The book acts to emphasise that the Pentateuch has become the foundation story of Israel, a story that shapes and regulates Israel ever after, and a story that has become the canonical story of Israel. So what, if anything, is the unifying and underlying base of the Pentateuch as a story? Is there a thematic unity alongside the narrative? If the narrative exists as pearls on a necklace, is there a string upon which the narrative rests? God’s covenant could indeed be this theme, as it is an important feature of Genesis, Exodus and Deuteronomy. 7 One may also argue that Moses is the key theme.
Although not present in Genesis, God’s word and action is articulated through Moses in Exodus-Deuteronomy. Scholars such as D. Clines argue that, “The theme of the Pentateuch is the partial fulfilment… of the promise to or blessing of the patriarchs… “8 Clines thinks that this ‘partial fulfilment’ can be seen in three stages: Genesis deals with the promise of descendants and great future generations, Exodus and Leviticus deal with promises surrounding the two way relationship between God and man, while Number and Deuteronomy deal with the promise of a land for Israel.
The third stage is left unfulfilled at the end of the Pentateuch; the story is left seemingly incomplete. However, this can act to show modern readers that they are not simply looking back at the past, but that the Pentateuch is not a closed story – it looks forward and therefore involves the modern reader in a story that regulated the life of Israel. Perhaps, also, the apparent failure of the Pentateuch to “wrap up” the loose ends must be viewed in the light of the New Testament? The Pentateuch could just be a signpost of that which is to come – ultimately the Messianic prophesy.
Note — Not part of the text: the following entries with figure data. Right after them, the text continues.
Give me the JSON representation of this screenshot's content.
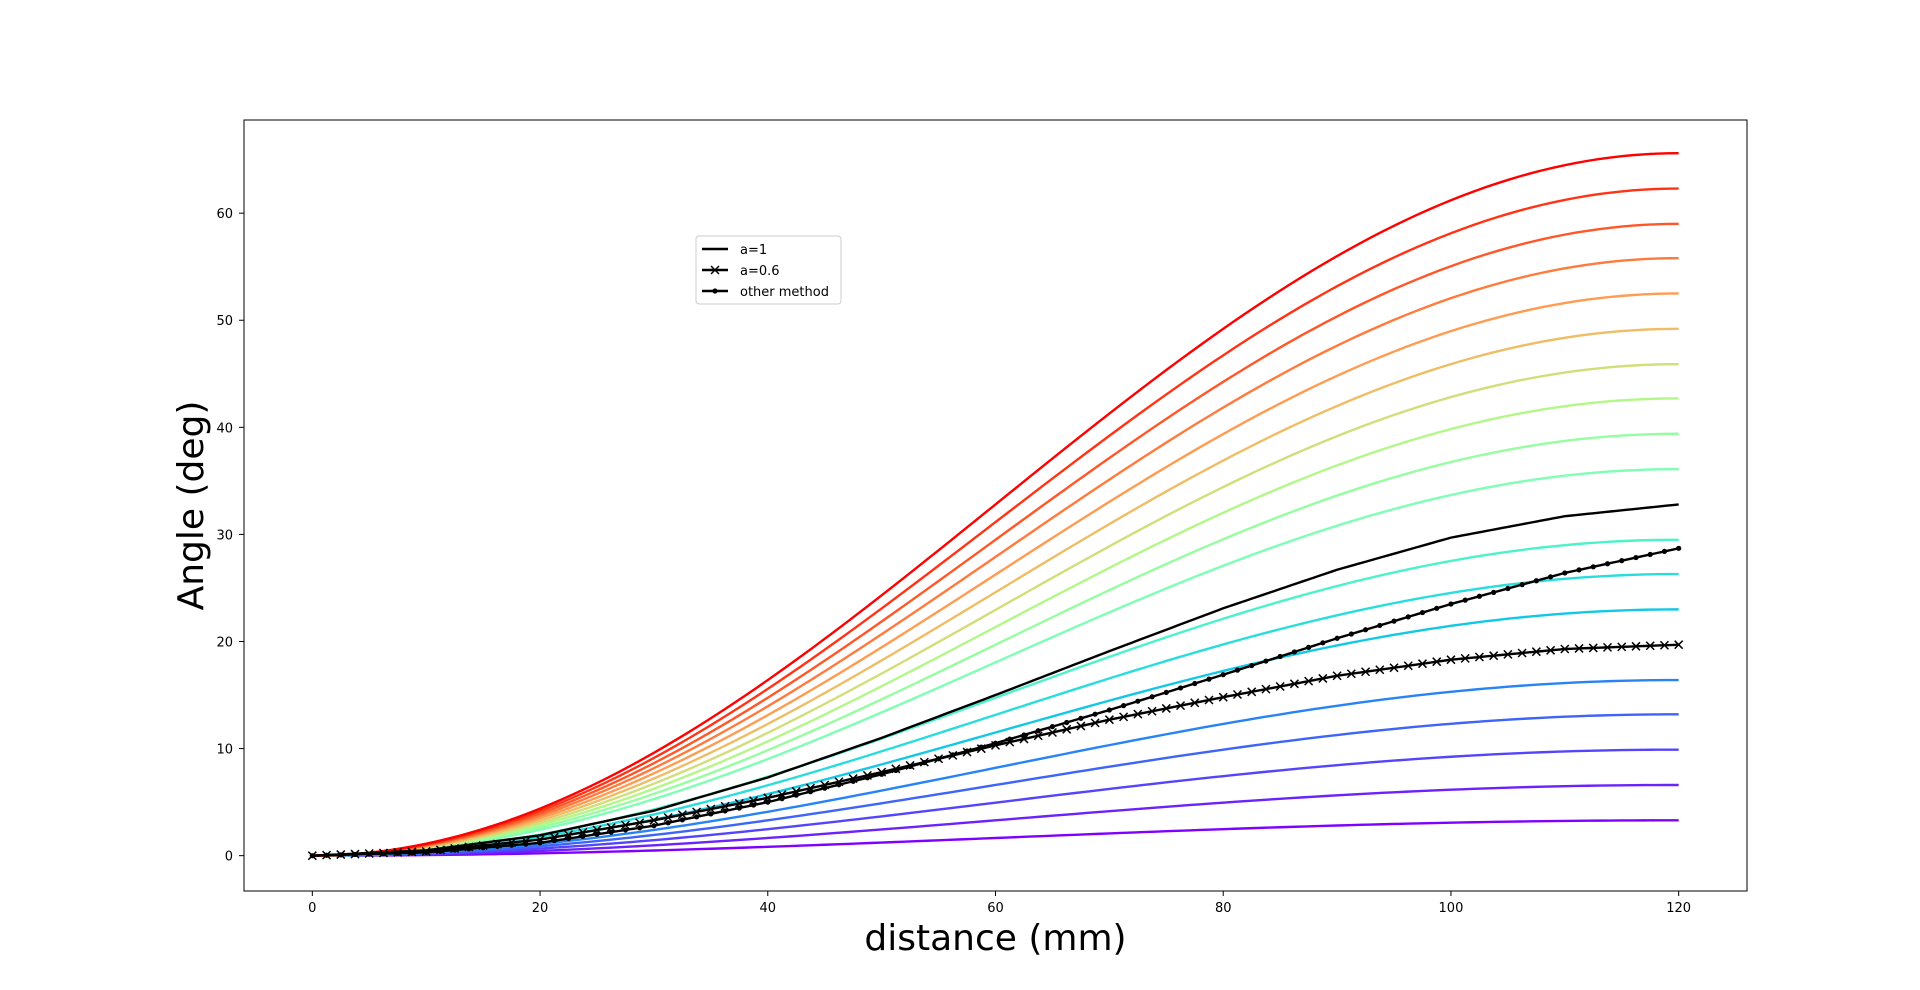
{
  "chart_data": {
    "type": "line",
    "title": "",
    "xlabel": "distance (mm)",
    "ylabel": "Angle (deg)",
    "xlim": [
      -6,
      126
    ],
    "ylim": [
      -3.3,
      68.7
    ],
    "xticks": [
      0,
      20,
      40,
      60,
      80,
      100,
      120
    ],
    "yticks": [
      0,
      10,
      20,
      30,
      40,
      50,
      60
    ],
    "grid": false,
    "legend_position": "upper-center-left",
    "curve_shape": "smooth S-curve rising from 0 at x=0 and flattening near x=120",
    "rainbow_series": {
      "colormap": "rainbow (purple to red)",
      "end_values": [
        3.3,
        6.6,
        9.9,
        13.2,
        16.4,
        23.0,
        26.3,
        29.5,
        36.1,
        39.4,
        42.7,
        45.9,
        49.2,
        52.5,
        55.8,
        59.0,
        62.3,
        65.6
      ],
      "colors": [
        "#8000ff",
        "#6a22fe",
        "#5444fd",
        "#3e64f9",
        "#2884f5",
        "#12c8e6",
        "#2adddd",
        "#4cf2c9",
        "#7ffeb5",
        "#96fea0",
        "#b4f789",
        "#d2de7a",
        "#eebd66",
        "#ff9c51",
        "#ff7a3c",
        "#ff5728",
        "#ff3415",
        "#ff0000"
      ]
    },
    "series": [
      {
        "name": "a=1",
        "marker": "none",
        "color": "#000000",
        "x": [
          0,
          10,
          20,
          30,
          40,
          50,
          60,
          70,
          80,
          90,
          100,
          110,
          120
        ],
        "y": [
          0,
          0.5,
          1.9,
          4.2,
          7.3,
          11.0,
          15.0,
          19.1,
          23.1,
          26.7,
          29.7,
          31.7,
          32.8
        ]
      },
      {
        "name": "a=0.6",
        "marker": "x",
        "color": "#000000",
        "x": [
          0,
          10,
          20,
          30,
          40,
          50,
          60,
          70,
          80,
          90,
          100,
          110,
          120
        ],
        "y": [
          0,
          0.4,
          1.5,
          3.3,
          5.4,
          7.8,
          10.3,
          12.7,
          14.8,
          16.8,
          18.3,
          19.3,
          19.7
        ]
      },
      {
        "name": "other method",
        "marker": "dot",
        "color": "#000000",
        "x": [
          0,
          10,
          20,
          30,
          40,
          50,
          60,
          70,
          80,
          90,
          100,
          110,
          120
        ],
        "y": [
          0,
          0.3,
          1.2,
          2.8,
          5.0,
          7.6,
          10.5,
          13.6,
          16.9,
          20.3,
          23.5,
          26.4,
          28.7
        ]
      }
    ]
  }
}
For example, the sacrifice of Christ can be seen as being prefigured by the near sacrifice of Isaac by Abraham. If the Old Testament can be thought of as inconclusive and thought to require a ‘sequel’, then surely the New Testament is exactly this. God worked through Moses in the Old Testament; therefore, perhaps the embodiment of God in Christ in the New Testament can be seen to conclude perfectly the story that the Old Testament told. I would argue that the Pentateuch does tell a good story, and that it has both a narrative and thematic unity.
Criticisers of the Pentateuch often make no attempt to ask, “… ow stories or literary complexes from originally discrete sources were to be read and understood when combined with one another… “9 Negative evidence that suggests the disunity of the Pentateuch can be used constructively. It can show that consistent works can have their integrity destroyed by editorial attempts to mould them together. The Pentateuch, in the form that it exists today, can be seen as not only a collection of narrative sources, but also as a collection of theological concerns set against and integrated with one another, which together act in the past and the present to shape the life of Israel – a life with God.